The note on his hospital discharge sheet read: Reason for hospitalization: Sudden death.

When the head of the education department and the mayor called asking what they could do, I asked that the principals and the local council encourage as many students and adults as possible to volunteer for MDA and to learn CPR.

When the Rosh Yeshiva of the school came to visit my husband after he had awoken, he made the blessing on "God who has brought the dead back to life," using the full name of God – a rare occurrence.
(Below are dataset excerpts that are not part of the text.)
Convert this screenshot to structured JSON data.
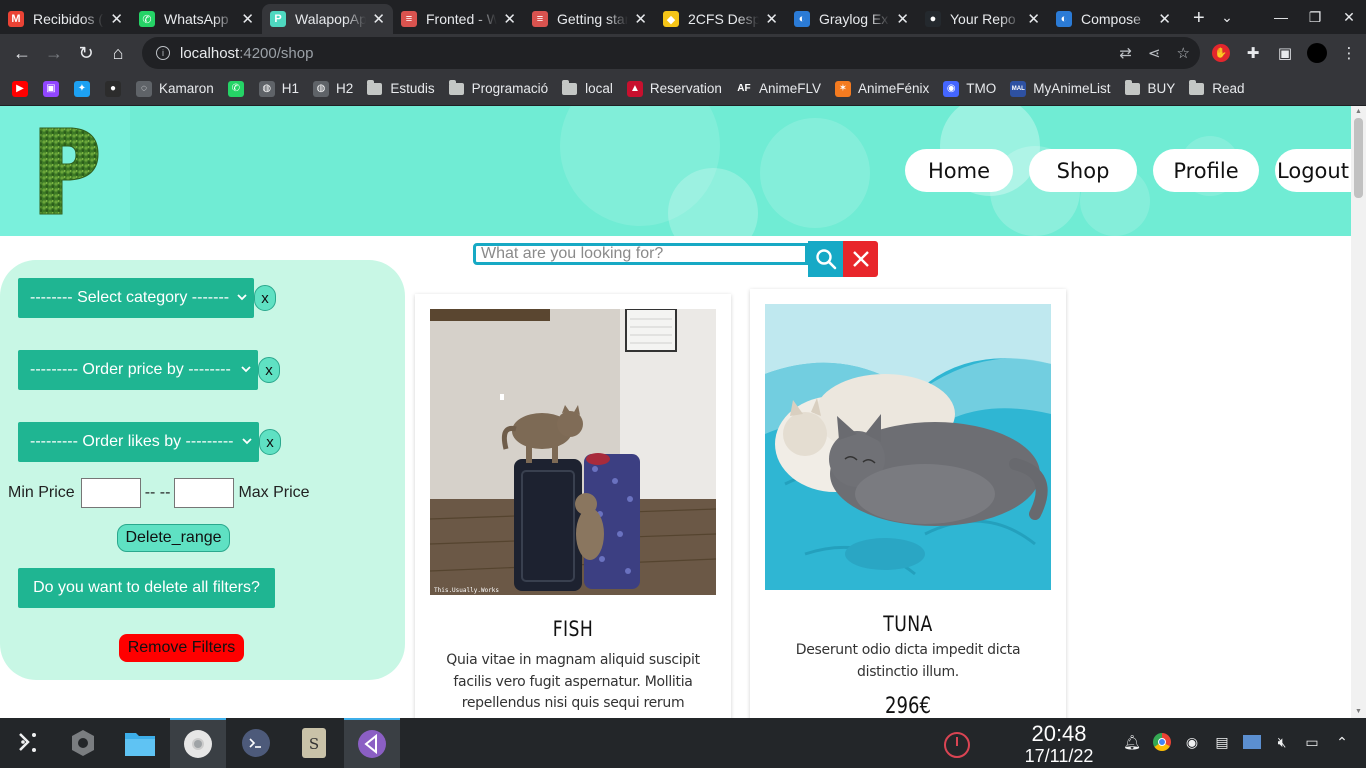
{
  "browser": {
    "tabs": [
      {
        "title": "Recibidos (",
        "icon": "gmail-icon",
        "color": "#ea4335",
        "glyph": "M"
      },
      {
        "title": "WhatsApp",
        "icon": "whatsapp-icon",
        "color": "#25d366",
        "glyph": "✆"
      },
      {
        "title": "WalapopApp",
        "icon": "walapop-icon",
        "color": "#4ed8c0",
        "glyph": "P",
        "active": true
      },
      {
        "title": "Fronted - W",
        "icon": "doc-icon",
        "color": "#d9534f",
        "glyph": "≡"
      },
      {
        "title": "Getting star",
        "icon": "doc-icon",
        "color": "#d9534f",
        "glyph": "≡"
      },
      {
        "title": "2CFS Despl",
        "icon": "drive-icon",
        "color": "#f5c518",
        "glyph": "◆"
      },
      {
        "title": "Graylog Ex",
        "icon": "edge-icon",
        "color": "#2b7bd6",
        "glyph": "◐"
      },
      {
        "title": "Your Repo",
        "icon": "github-icon",
        "color": "#24292e",
        "glyph": "●"
      },
      {
        "title": "Compose",
        "icon": "edge-icon",
        "color": "#2b7bd6",
        "glyph": "◐"
      }
    ],
    "url_host": "localhost",
    "url_path": ":4200/shop",
    "bookmarks": [
      {
        "label": "",
        "type": "youtube",
        "color": "#ff0000",
        "glyph": "▶"
      },
      {
        "label": "",
        "type": "twitch",
        "color": "#9146ff",
        "glyph": "▣"
      },
      {
        "label": "",
        "type": "twitter",
        "color": "#1da1f2",
        "glyph": "✦"
      },
      {
        "label": "",
        "type": "github",
        "color": "#2c2c2c",
        "glyph": "●"
      },
      {
        "label": "Kamaron",
        "type": "globe",
        "color": "#5f6368",
        "glyph": "◌"
      },
      {
        "label": "",
        "type": "whatsapp",
        "color": "#25d366",
        "glyph": "✆"
      },
      {
        "label": "H1",
        "type": "globe",
        "color": "#5f6368",
        "glyph": "◍"
      },
      {
        "label": "H2",
        "type": "globe",
        "color": "#5f6368",
        "glyph": "◍"
      },
      {
        "label": "Estudis",
        "type": "folder"
      },
      {
        "label": "Programació",
        "type": "folder"
      },
      {
        "label": "local",
        "type": "folder"
      },
      {
        "label": "Reservation",
        "type": "site",
        "color": "#c8102e",
        "glyph": "▲"
      },
      {
        "label": "AnimeFLV",
        "type": "site",
        "color": "#35363a",
        "glyph": "AF"
      },
      {
        "label": "AnimeFénix",
        "type": "site",
        "color": "#f47b20",
        "glyph": "✶"
      },
      {
        "label": "TMO",
        "type": "site",
        "color": "#4466ff",
        "glyph": "◉"
      },
      {
        "label": "MyAnimeList",
        "type": "site",
        "color": "#2e51a2",
        "glyph": "MAL"
      },
      {
        "label": "BUY",
        "type": "folder"
      },
      {
        "label": "Read",
        "type": "folder"
      }
    ]
  },
  "header": {
    "nav": [
      {
        "label": "Home",
        "name": "nav-home-button"
      },
      {
        "label": "Shop",
        "name": "nav-shop-button"
      },
      {
        "label": "Profile",
        "name": "nav-profile-button"
      },
      {
        "label": "Logout",
        "name": "nav-logout-button"
      }
    ],
    "accent": "#70ecd4"
  },
  "search": {
    "placeholder": "What are you looking for?"
  },
  "filters": {
    "category_label": "-------- Select category -------",
    "order_price_label": "--------- Order price by --------",
    "order_likes_label": "--------- Order likes by ---------",
    "clear_x": "x",
    "min_price_label": "Min Price",
    "separator": "-- --",
    "max_price_label": "Max Price",
    "delete_range_label": "Delete_range",
    "delete_all_label": "Do you want to delete all filters?",
    "remove_filters_label": "Remove Filters"
  },
  "products": [
    {
      "title": "FISH",
      "description": "Quia vitae in magnam aliquid suscipit facilis vero fugit aspernatur. Mollitia repellendus nisi quis sequi rerum voluptate eum. Facere dicta vitae voluptatem neque",
      "price": "",
      "photo_caption": "This.Usually.Works"
    },
    {
      "title": "TUNA",
      "description": "Deserunt odio dicta impedit dicta distinctio illum.",
      "price": "296€",
      "photo_caption": ""
    }
  ],
  "taskbar": {
    "time": "20:48",
    "date": "17/11/22"
  }
}
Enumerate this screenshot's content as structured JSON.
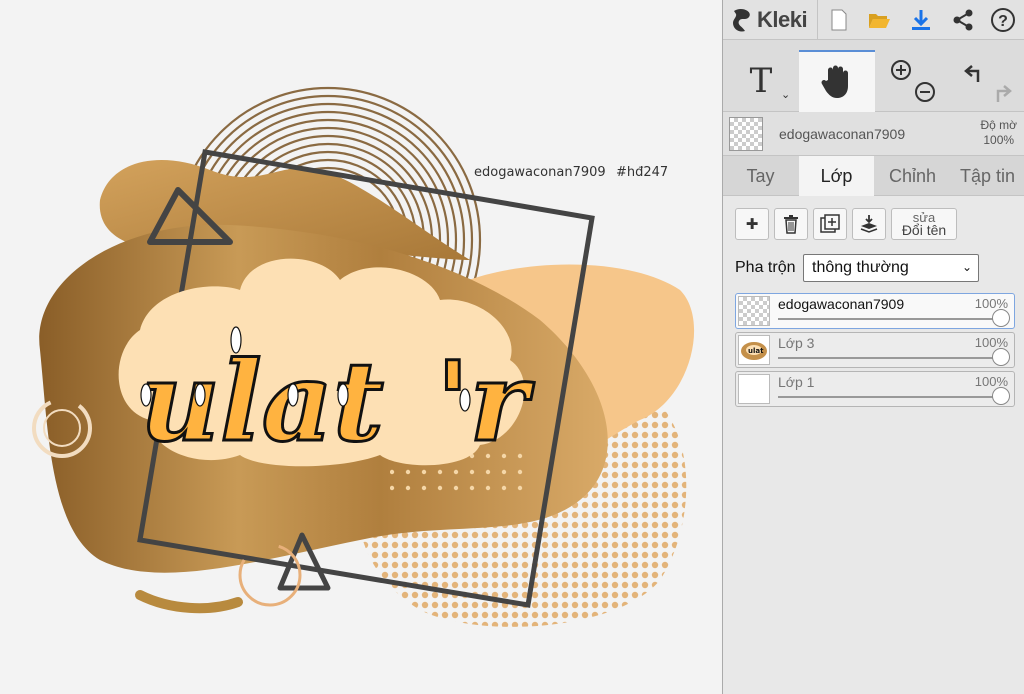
{
  "app": {
    "name": "Kleki"
  },
  "canvas": {
    "artwork_watermark": "edogawaconan7909",
    "artwork_hashtag": "#hđ247"
  },
  "toolbar": {
    "icons": [
      "new-file-icon",
      "open-folder-icon",
      "download-icon",
      "share-icon",
      "help-icon"
    ]
  },
  "tools": {
    "text_glyph": "T",
    "text_caret": "⌄",
    "selected": "hand"
  },
  "current_layer": {
    "name": "edogawaconan7909",
    "opacity_label": "Độ mờ",
    "opacity_value": "100%"
  },
  "tabs": [
    {
      "label": "Tay",
      "active": false
    },
    {
      "label": "Lớp",
      "active": true
    },
    {
      "label": "Chỉnh",
      "active": false
    },
    {
      "label": "Tập tin",
      "active": false
    }
  ],
  "layer_actions": {
    "add": "✚",
    "rename_top": "sửa",
    "rename_label": "Đổi tên"
  },
  "blend": {
    "label": "Pha trộn",
    "value": "thông thường",
    "chevron": "⌄"
  },
  "layers": [
    {
      "name": "edogawaconan7909",
      "opacity": "100%",
      "opacity_fraction": 1.0,
      "selected": true
    },
    {
      "name": "Lớp 3",
      "opacity": "100%",
      "opacity_fraction": 1.0,
      "selected": false
    },
    {
      "name": "Lớp 1",
      "opacity": "100%",
      "opacity_fraction": 1.0,
      "selected": false
    }
  ],
  "colors": {
    "accent": "#5a8ed6",
    "download_blue": "#1a73e8",
    "folder_yellow": "#f2b630",
    "art_gold_dark": "#9a6c2e",
    "art_gold_light": "#e5b878",
    "art_peach": "#f6c68a"
  }
}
This was confirmed by the head of the Efrat emergency medical team and by the note on his hospital discharge sheet: Reason for hospitalization: Sudden death.

Six days after Yaakov entered the hospital, he walked out alive and well and with a mind sharper than ever, with a defibrillator implanted in his chest. Four days later he was teaching part time; the following week, full time. (One of the first questions he asked when he awoke had been, "Who will prepare the students for their matriculation exams?") The week after he left the hospital he was reading the Torah in shul again.

When friends ask me how he's doing, I just say, "Baruch Hashem." When they ask how I'm doing, I say, "It's a life-changing experience. I've been trying to be a better person, and it's exhausting!"

The SMS I sent to friends and family when the Shabbat was over had been a one-liner: "Hodu l'Hashem ki tov" – Give thanks to God for He is good.

We don't know what God plans for us. When things look bleak, we have our faith to hold onto, our loved ones, our prayer, and the memory that once, long ago, the Jewish people led by Mordechai and Esther, did not despair, and a miracle brought them through the darkness.

May we all experience blessings and light in the days to come.